IMF Cuts Nigeria Growth Forecast Again Amid Oil Slump

IMF estimated that GDP growth would slow to 2.3 percent in 2016 from an estimated 2.7 percent in 2015

The central business district in Lagos, Nigeria, Photo: Reuters/Akintunde Akinleye.
By Reuters Whatsapp Twitter Facebook Share
1 year ago

WASHINGTON – The International Monetary Fund (IMF) said on Thursday that it has again cut its growth forecast for Nigeria as the oil exporter faces “substantial challenges” from low crude prices.

In its annual review of Nigeria’s economic situation, the IMF said that gross domestic product growth would slow to 2.3 percent in 2016 from an estimated 2.7 percent in 2015. In February, after IMF officials visited the country, the Fund had forecast 3.2 percent growth for Nigeria in 2016.

“Key risks to the outlook include lower oil prices, shortfalls in non-oil revenues, a further deterioration in finances of state and local Governments, deepening disruptions in private sector activity due to constraints on access to foreign exchange, and resurgence in security concerns,” the IMF said in a statement.

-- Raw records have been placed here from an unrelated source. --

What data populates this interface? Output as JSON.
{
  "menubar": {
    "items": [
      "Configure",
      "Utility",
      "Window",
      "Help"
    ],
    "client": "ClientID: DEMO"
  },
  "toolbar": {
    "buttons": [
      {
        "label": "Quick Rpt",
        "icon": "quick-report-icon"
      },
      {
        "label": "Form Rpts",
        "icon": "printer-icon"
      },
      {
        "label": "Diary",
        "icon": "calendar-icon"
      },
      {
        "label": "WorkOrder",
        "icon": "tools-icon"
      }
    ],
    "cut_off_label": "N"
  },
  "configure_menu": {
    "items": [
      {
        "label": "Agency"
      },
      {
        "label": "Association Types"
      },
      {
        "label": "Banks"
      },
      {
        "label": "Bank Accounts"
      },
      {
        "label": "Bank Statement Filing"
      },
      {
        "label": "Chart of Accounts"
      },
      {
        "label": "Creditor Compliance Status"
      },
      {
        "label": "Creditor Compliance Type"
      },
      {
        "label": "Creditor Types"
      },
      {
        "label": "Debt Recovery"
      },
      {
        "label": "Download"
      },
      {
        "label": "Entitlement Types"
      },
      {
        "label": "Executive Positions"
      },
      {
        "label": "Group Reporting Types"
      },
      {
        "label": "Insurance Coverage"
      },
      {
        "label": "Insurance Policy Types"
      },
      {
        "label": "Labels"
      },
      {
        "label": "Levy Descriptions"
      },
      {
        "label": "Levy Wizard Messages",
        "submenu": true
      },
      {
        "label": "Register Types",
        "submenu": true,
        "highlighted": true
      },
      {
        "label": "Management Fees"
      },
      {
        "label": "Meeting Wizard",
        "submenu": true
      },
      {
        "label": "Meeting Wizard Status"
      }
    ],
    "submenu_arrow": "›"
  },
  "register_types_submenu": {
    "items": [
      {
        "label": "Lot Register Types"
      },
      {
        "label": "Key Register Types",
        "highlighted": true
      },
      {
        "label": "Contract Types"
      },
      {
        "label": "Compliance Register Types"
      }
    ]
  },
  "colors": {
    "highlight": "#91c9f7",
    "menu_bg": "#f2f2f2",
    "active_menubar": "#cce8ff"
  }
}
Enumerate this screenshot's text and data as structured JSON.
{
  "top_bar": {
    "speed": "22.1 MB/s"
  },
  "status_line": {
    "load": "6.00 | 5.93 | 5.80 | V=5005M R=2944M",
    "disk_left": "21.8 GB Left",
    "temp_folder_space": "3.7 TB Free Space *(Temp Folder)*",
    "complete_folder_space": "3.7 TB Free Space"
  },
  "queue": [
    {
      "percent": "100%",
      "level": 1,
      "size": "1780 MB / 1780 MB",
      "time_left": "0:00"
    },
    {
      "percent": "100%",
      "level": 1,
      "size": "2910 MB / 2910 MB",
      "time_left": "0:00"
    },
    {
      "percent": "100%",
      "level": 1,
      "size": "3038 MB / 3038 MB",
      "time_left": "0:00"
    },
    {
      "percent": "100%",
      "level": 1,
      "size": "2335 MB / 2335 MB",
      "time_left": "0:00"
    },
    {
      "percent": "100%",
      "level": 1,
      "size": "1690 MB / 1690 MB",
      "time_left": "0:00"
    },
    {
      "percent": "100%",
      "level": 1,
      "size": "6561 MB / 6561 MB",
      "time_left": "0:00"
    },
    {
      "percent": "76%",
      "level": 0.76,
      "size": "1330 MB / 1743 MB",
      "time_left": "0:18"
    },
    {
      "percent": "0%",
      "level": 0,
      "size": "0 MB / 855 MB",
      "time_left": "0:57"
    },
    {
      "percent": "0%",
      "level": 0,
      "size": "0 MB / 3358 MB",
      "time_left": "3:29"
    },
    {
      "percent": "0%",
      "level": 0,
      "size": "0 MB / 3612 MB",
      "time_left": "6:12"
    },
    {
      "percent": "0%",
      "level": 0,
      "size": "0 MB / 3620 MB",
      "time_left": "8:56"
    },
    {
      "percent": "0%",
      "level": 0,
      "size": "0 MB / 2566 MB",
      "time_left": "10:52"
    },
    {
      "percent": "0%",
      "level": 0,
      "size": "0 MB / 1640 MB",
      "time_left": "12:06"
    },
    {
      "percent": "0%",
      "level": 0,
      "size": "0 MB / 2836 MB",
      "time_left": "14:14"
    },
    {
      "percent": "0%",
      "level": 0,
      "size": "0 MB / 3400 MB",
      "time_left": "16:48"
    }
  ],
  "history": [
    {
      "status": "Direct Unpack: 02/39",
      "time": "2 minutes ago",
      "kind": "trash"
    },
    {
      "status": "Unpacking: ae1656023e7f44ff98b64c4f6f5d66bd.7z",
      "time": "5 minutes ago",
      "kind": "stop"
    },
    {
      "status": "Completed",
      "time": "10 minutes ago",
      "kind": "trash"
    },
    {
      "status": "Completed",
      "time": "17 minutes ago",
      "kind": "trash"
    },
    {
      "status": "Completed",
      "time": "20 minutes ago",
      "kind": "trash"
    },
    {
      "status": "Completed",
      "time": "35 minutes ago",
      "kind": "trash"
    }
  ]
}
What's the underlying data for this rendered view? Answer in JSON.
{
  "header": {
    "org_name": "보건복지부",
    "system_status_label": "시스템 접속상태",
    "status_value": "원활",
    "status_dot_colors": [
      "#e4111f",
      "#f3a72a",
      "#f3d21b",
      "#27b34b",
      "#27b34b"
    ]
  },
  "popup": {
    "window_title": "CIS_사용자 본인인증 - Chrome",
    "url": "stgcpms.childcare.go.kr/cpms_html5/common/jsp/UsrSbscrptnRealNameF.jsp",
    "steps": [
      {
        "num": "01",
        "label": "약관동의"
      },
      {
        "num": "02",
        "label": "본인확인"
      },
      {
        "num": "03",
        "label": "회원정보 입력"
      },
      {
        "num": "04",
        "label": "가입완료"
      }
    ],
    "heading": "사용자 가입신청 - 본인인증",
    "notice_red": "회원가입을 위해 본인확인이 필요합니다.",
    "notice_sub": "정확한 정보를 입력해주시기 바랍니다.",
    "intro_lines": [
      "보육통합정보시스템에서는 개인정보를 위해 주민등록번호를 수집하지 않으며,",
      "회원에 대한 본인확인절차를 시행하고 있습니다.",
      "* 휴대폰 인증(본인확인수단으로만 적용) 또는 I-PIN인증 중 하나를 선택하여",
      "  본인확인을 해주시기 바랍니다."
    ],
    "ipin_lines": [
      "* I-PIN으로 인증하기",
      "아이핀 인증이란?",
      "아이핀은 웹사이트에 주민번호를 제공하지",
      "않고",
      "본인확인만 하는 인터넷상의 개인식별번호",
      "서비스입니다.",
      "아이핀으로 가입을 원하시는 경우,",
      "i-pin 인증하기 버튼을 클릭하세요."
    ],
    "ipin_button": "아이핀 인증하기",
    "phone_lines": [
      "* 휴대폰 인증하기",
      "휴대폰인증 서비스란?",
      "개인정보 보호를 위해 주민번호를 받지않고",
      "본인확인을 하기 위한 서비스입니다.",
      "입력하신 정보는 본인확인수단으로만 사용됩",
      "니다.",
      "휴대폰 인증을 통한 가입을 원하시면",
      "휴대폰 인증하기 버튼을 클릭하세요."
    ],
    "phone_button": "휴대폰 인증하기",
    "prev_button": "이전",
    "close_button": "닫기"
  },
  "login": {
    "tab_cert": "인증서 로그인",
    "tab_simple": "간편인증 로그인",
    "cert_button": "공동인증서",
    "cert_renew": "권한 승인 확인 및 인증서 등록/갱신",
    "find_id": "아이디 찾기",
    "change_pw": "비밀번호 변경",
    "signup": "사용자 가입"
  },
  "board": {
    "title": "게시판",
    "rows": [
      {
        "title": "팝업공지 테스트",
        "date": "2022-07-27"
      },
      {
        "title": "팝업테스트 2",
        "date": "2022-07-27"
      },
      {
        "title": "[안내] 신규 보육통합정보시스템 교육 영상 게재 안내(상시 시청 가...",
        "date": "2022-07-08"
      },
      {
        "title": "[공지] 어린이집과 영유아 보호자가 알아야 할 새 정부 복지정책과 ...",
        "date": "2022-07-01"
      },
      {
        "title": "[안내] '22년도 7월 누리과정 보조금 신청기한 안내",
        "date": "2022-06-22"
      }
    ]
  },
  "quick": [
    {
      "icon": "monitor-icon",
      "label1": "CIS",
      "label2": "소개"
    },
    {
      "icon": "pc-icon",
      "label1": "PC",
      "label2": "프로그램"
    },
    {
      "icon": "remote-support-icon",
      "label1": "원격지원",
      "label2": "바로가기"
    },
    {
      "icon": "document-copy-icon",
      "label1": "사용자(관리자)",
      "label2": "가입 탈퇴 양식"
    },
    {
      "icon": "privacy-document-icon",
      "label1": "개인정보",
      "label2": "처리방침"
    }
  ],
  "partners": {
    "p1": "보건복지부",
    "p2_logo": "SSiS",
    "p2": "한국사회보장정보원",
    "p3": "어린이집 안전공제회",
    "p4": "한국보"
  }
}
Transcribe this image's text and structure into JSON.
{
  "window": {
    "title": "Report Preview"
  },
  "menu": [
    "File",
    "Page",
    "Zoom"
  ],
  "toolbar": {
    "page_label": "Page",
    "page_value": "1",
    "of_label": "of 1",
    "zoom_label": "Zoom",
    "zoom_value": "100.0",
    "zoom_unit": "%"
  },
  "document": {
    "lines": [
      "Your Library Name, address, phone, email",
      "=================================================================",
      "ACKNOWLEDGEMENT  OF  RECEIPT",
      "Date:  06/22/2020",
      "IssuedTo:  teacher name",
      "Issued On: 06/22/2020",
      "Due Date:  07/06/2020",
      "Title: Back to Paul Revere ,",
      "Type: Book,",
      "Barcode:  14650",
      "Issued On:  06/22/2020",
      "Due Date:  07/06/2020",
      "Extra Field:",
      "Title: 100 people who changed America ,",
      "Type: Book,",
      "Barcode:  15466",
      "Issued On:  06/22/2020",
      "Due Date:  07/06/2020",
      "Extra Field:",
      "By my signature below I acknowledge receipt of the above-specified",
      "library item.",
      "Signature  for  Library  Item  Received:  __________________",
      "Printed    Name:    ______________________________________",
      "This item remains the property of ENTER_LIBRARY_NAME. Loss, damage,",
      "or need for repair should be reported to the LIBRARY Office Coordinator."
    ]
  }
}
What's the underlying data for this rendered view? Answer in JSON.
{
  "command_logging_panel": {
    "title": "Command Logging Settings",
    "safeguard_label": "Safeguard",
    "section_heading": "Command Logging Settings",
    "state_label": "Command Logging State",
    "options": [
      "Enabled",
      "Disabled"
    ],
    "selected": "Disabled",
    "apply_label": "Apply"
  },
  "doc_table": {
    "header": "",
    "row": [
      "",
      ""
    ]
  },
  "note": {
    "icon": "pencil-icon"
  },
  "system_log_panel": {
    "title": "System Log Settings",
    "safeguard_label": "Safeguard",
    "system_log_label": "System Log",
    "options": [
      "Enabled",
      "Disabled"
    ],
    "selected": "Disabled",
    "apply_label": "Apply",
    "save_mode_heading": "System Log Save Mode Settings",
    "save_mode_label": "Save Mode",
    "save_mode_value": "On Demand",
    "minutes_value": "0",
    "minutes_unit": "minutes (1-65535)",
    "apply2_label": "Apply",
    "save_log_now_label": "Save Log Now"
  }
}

It added that Nigeria’s general government deficit would grow further after doubling to 3.7 percent of GDP in 2015.

Nigerian President Muhammadu Buhari faces a difficult economic forecast. Photo: Reuters/Afolabi Sotunde.

Nigerian President Muhammadu Buhari faces a difficult economic forecast. Photo: Reuters/Afolabi Sotunde.

The IMF executive board said Nigeria needed to urgently implement policies to safeguard fiscal sustainability, reduce external imbalances and advance structural reforms that promote more inclusive growth.

“Directors emphasized the critical need to raise non-oil revenues to ensure fiscal sustainability while maintaining infrastructure and social spending,” the IMF said. “They urged a gradual increase in the VAT rate, further improvements in revenue administration, and a broadening of the tax base.”

Discussions between Nigeria and the World Bank are continuing on a possible loan or credit facility that is tied to policy reforms in the West African oil exporter, a spokesman for the Washington-based multilateral lender said on Thursday.